Mas casamento não é apenas tudo isso. Porque todas essas coisas são acessórias. São tradições e burocracia. Festa, vestido, buquet, o corte da gravata, a viagem, tudo faz parte e é legal ter, mas são, apenas, acessórios (um tanto caros, inclusive!).
Porque o cerne é muito mais simples, e muito mais complexo. O cerne são dois indivíduos distintos tomando para si a responsabilidade de amar, de suprir, de amparar, de proteger, de investir, de dar suporte e de se comprometer com a vida do outro. E essa decisão é apenas deles.
É essa decisão que dita, ou deveria ditar, se existirá ou não um casamento de fato, tanto a cerimônia como o que vem depois dela. E para tomar essa decisão vai chão... E cada casal tem seu tempo, seu jeito, seus pilares.
Então, senhoras e senhores, casamento começa antes, muito antes dos noivos se chamarem de noivos e começarem a gastar loucamente. E por isso há quem se case já estando casado há tempos, e há quem se case sem nunca se casar. Há casamentos que começam antes da cerimônia, outros depois dela. Alguns muito antes ou muito depois; outros em menos tempo. E há casamentos que não acontecem, mesmo depois da cerimônia, do cartório, nas núpcias.
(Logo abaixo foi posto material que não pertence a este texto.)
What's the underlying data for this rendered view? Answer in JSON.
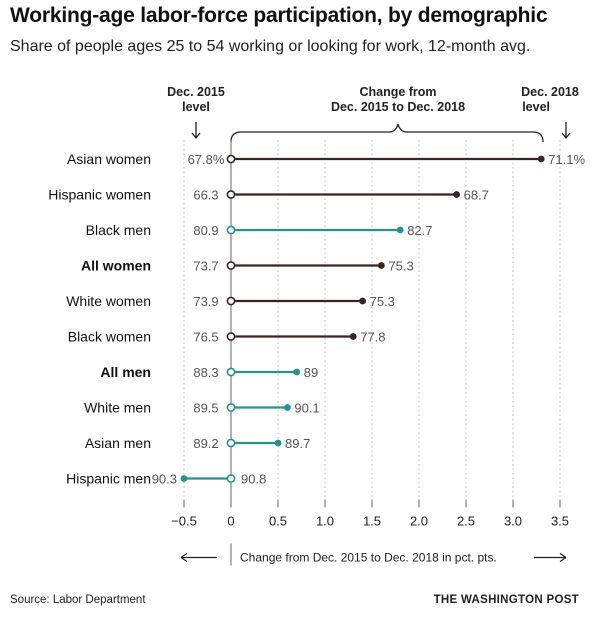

Por isso, desculpem: creio que enganei vocês. Todos que irão à minha cerimônia de casamento não sabem, mas estou casada faz tempo, desde o momento em que decidi que estaria; desde o momento que decidi me comprometer. Estou casada desde antes do sim, do apartamento, dos gastos, da cerimônia, da papelada, das núpcias. Porque casamento não é uma data mágica que muda tudo, e sim algo que se constrói com o tempo, todos os dias. Guardamos a data social como lembrança, como marco, porque gostamos de ritos de passagens. O problema é quando o rito toma lugar da essência.
Quebra toda a poética, não? Mas não deixa de ser poético!